O tempo nesta capela abandonada por Deus parece seguir um percurso diferente do normal. Lento. Pausado. Um zumbido em meus ouvidos.

Tic. Tac. Tic. tac. tic. Tac. tic-tac.

Angústia me devora. Conto os dias com rabiscos nas paredes, cortes em meu corpo e palavras soltas nas páginas dos poucos livros que permitem que leiamos. Repito o meu nome cento e oito vezes por dia, temendo esquecê-lo, já que aqui sou apenas Anjo.

Anjo divino, profecia da salvação. Aquela que trará o equilíbrio e a vida eterna para aqueles que são fiéis a Jesus Cristo.
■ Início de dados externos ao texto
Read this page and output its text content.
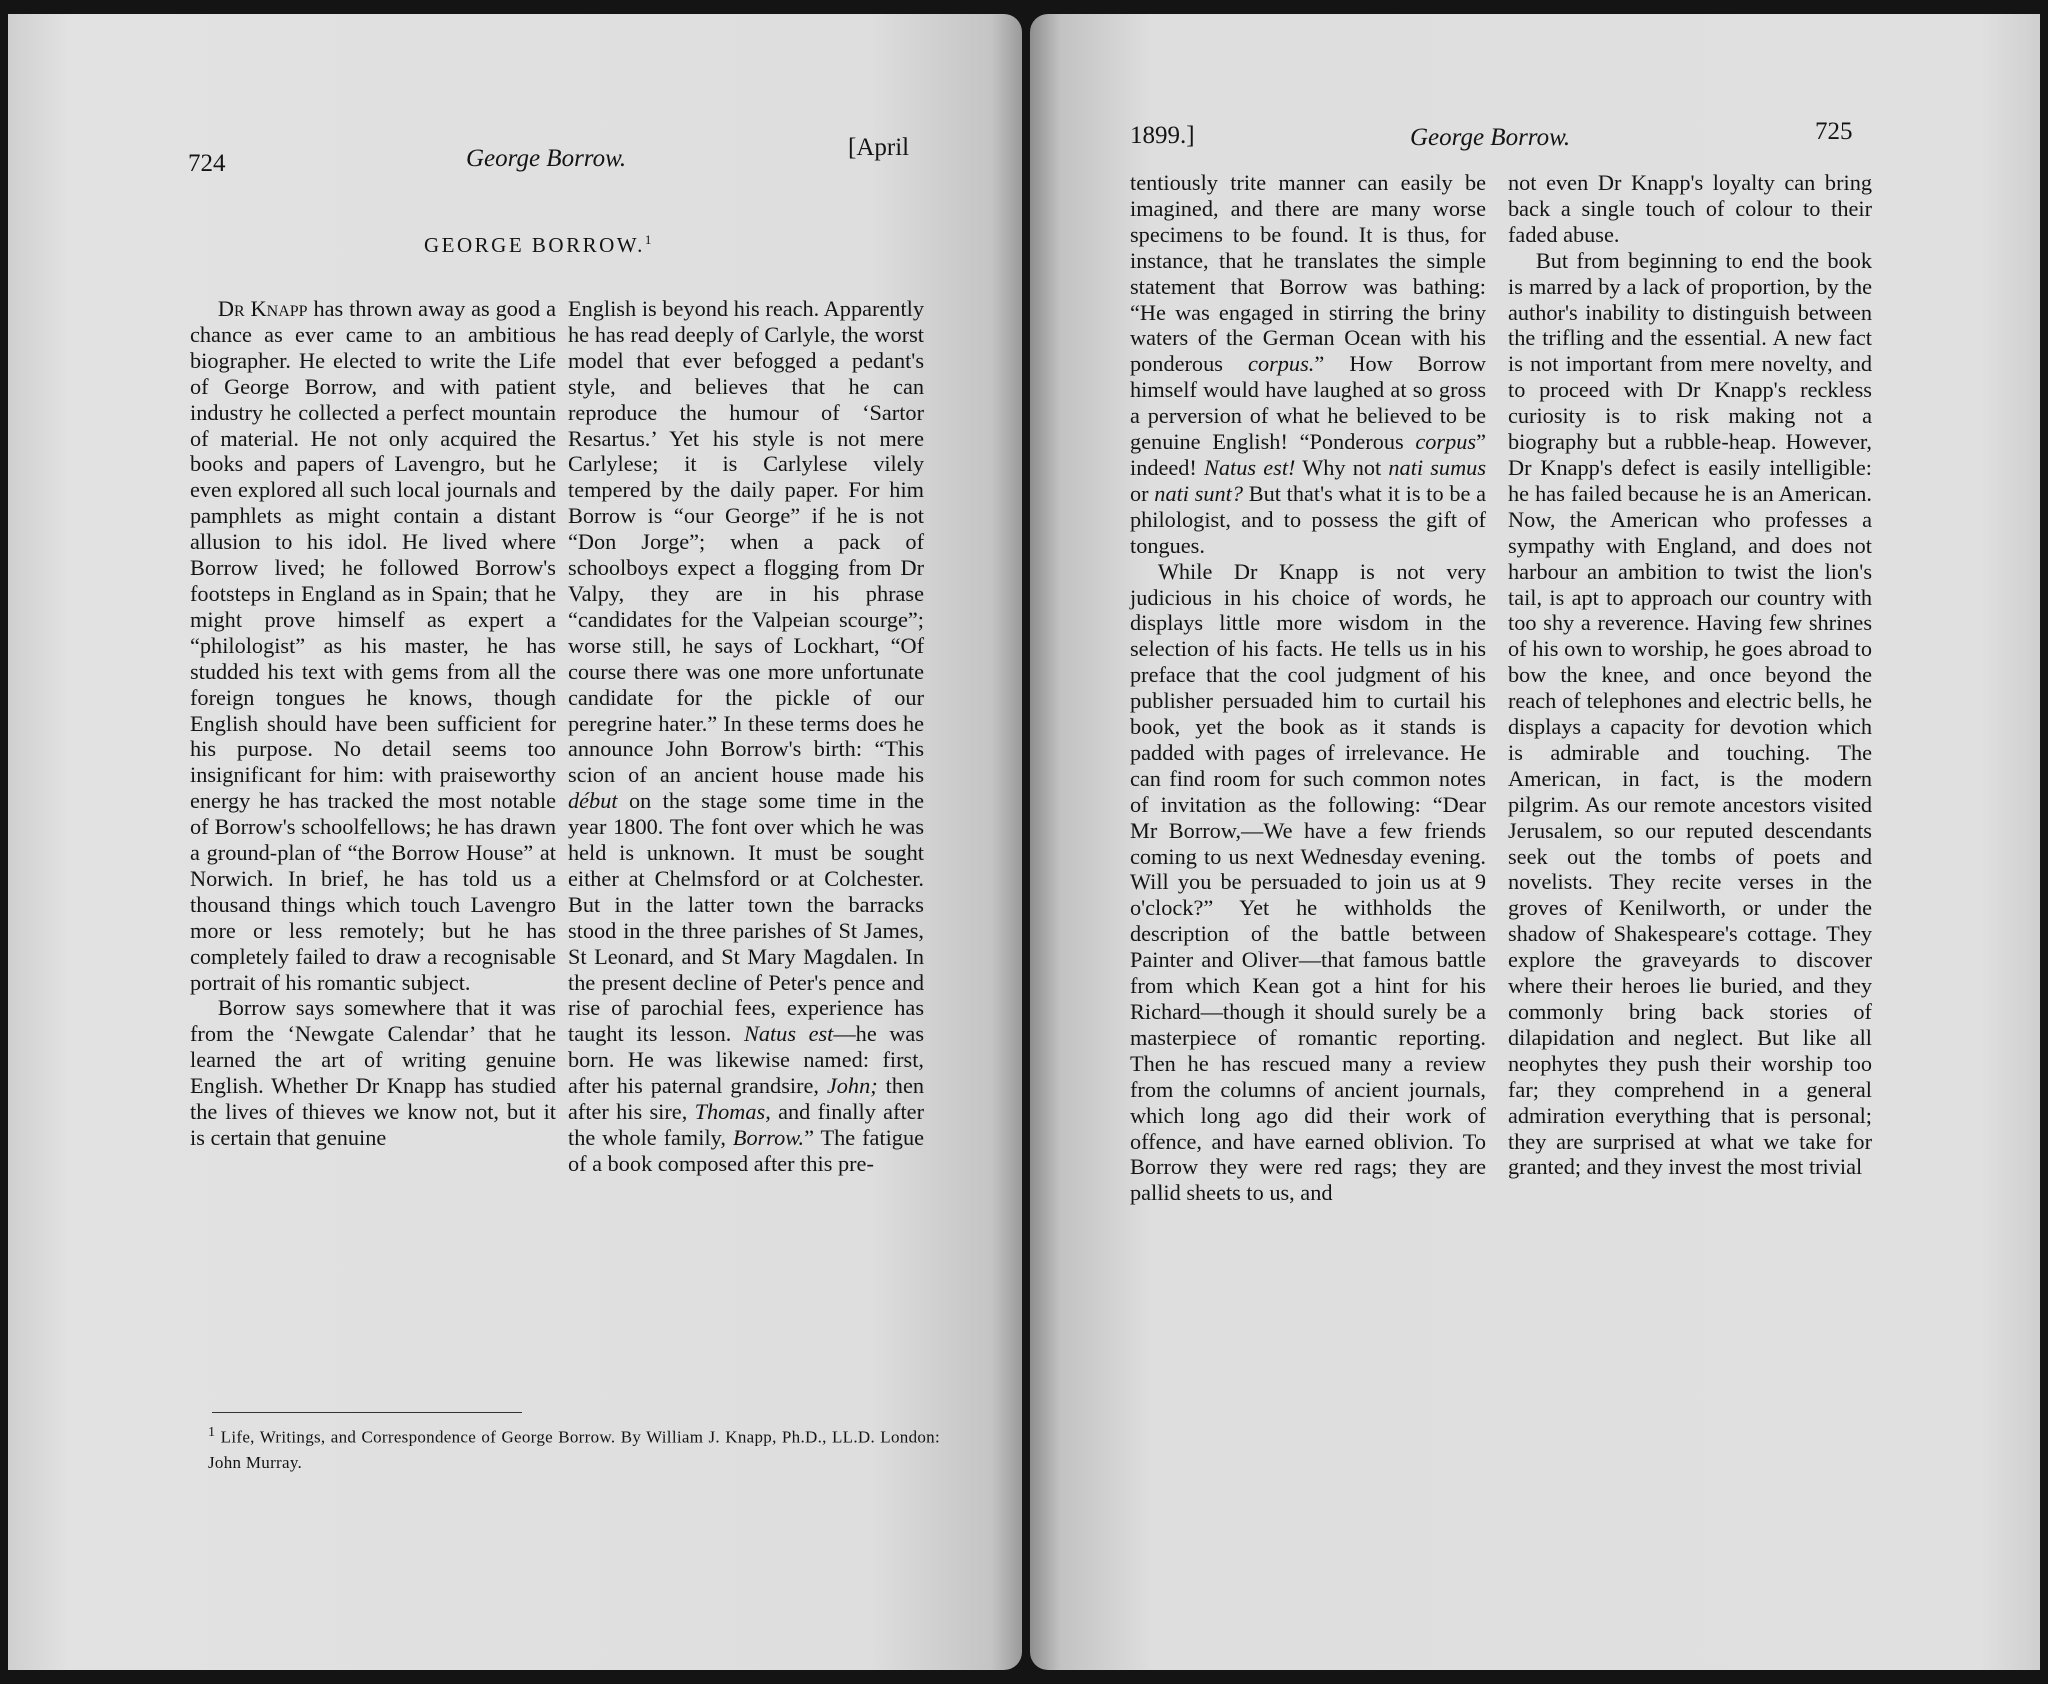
724	George Borrow.	[April
GEORGE BORROW.$^1$

Dr Knapp has thrown away as good a chance as ever came to an ambitious biographer. He elected to write the Life of George Borrow, and with patient industry he collected a perfect mountain of material. He not only acquired the books and papers of Lavengro, but he even explored all such local journals and pamphlets as might contain a distant allusion to his idol. He lived where Borrow lived; he followed Borrow's footsteps in England as in Spain; that he might prove himself as expert a “philologist” as his master, he has studded his text with gems from all the foreign tongues he knows, though English should have been sufficient for his purpose. No detail seems too insignificant for him: with praiseworthy energy he has tracked the most notable of Borrow's schoolfellows; he has drawn a ground-plan of “the Borrow House” at Norwich. In brief, he has told us a thousand things which touch Lavengro more or less remotely; but he has completely failed to draw a recognisable portrait of his romantic subject.

Borrow says somewhere that it was from the ‘Newgate Calendar’ that he learned the art of writing genuine English. Whether Dr Knapp has studied the lives of thieves we know not, but it is certain that genuine

English is beyond his reach. Apparently he has read deeply of Carlyle, the worst model that ever befogged a pedant's style, and believes that he can reproduce the humour of ‘Sartor Resartus.’ Yet his style is not mere Carlylese; it is Carlylese vilely tempered by the daily paper. For him Borrow is “our George” if he is not “Don Jorge”; when a pack of schoolboys expect a flogging from Dr Valpy, they are in his phrase “candidates for the Valpeian scourge”; worse still, he says of Lockhart, “Of course there was one more unfortunate candidate for the pickle of our peregrine hater.” In these terms does he announce John Borrow's birth: “This scion of an ancient house made his début on the stage some time in the year 1800. The font over which he was held is unknown. It must be sought either at Chelmsford or at Colchester. But in the latter town the barracks stood in the three parishes of St James, St Leonard, and St Mary Magdalen. In the present decline of Peter's pence and rise of parochial fees, experience has taught its lesson. Natus est—he was born. He was likewise named: first, after his paternal grandsire, John; then after his sire, Thomas, and finally after the whole family, Borrow.” The fatigue of a book composed after this pre-

$^1$ Life, Writings, and Correspondence of George Borrow. By William J. Knapp, Ph.D., LL.D. London: John Murray.

1899.]	George Borrow.	725

tentiously trite manner can easily be imagined, and there are many worse specimens to be found. It is thus, for instance, that he translates the simple statement that Borrow was bathing: “He was engaged in stirring the briny waters of the German Ocean with his ponderous corpus.” How Borrow himself would have laughed at so gross a perversion of what he believed to be genuine English! “Ponderous corpus” indeed! Natus est! Why not nati sumus or nati sunt? But that's what it is to be a philologist, and to possess the gift of tongues.

While Dr Knapp is not very judicious in his choice of words, he displays little more wisdom in the selection of his facts. He tells us in his preface that the cool judgment of his publisher persuaded him to curtail his book, yet the book as it stands is padded with pages of irrelevance. He can find room for such common notes of invitation as the following: “Dear Mr Borrow,—We have a few friends coming to us next Wednesday evening. Will you be persuaded to join us at 9 o'clock?” Yet he withholds the description of the battle between Painter and Oliver—that famous battle from which Kean got a hint for his Richard—though it should surely be a masterpiece of romantic reporting. Then he has rescued many a review from the columns of ancient journals, which long ago did their work of offence, and have earned oblivion. To Borrow they were red rags; they are pallid sheets to us, and

not even Dr Knapp's loyalty can bring back a single touch of colour to their faded abuse.

But from beginning to end the book is marred by a lack of proportion, by the author's inability to distinguish between the trifling and the essential. A new fact is not important from mere novelty, and to proceed with Dr Knapp's reckless curiosity is to risk making not a biography but a rubble-heap. However, Dr Knapp's defect is easily intelligible: he has failed because he is an American. Now, the American who professes a sympathy with England, and does not harbour an ambition to twist the lion's tail, is apt to approach our country with too shy a reverence. Having few shrines of his own to worship, he goes abroad to bow the knee, and once beyond the reach of telephones and electric bells, he displays a capacity for devotion which is admirable and touching. The American, in fact, is the modern pilgrim. As our remote ancestors visited Jerusalem, so our reputed descendants seek out the tombs of poets and novelists. They recite verses in the groves of Kenilworth, or under the shadow of Shakespeare's cottage. They explore the graveyards to discover where their heroes lie buried, and they commonly bring back stories of dilapidation and neglect. But like all neophytes they push their worship too far; they comprehend in a general admiration everything that is personal; they are surprised at what we take for granted; and they invest the most trivial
A tempestade desaba há três dias ininterruptos. Não consigo conter o que quer que rasteje sob minha pele, e toda vez que retiram meu sangue, quanto maior o meu medo, mais feroz a tempestade se torna. Ontem, quando uma das freiras veio até mim para um discurso tolo, portando-se como se a falsa empatia que escorria entre seus dentes a tornasse melhor e pura, descobri que esse dom não se limita à natureza. Observei a maneira como seus sentimentos se curvaram aos meus desejos. Vi sua fachada despedaçar-se lentamente enquanto eu mentalizava a sua corrupção vindo à tona.

Posso não ser humana, posso ser uma pecadora, mas sei que não sou a salvadora celestial que tanto pregam. Faz tempo que Deus me abandonou. Sou a filha impura e renegada, pecadora desde o meu concebimento. Não há divindade em meu sangue; apenas profanação.

E, ainda assim, fecho os meus olhos e rezo.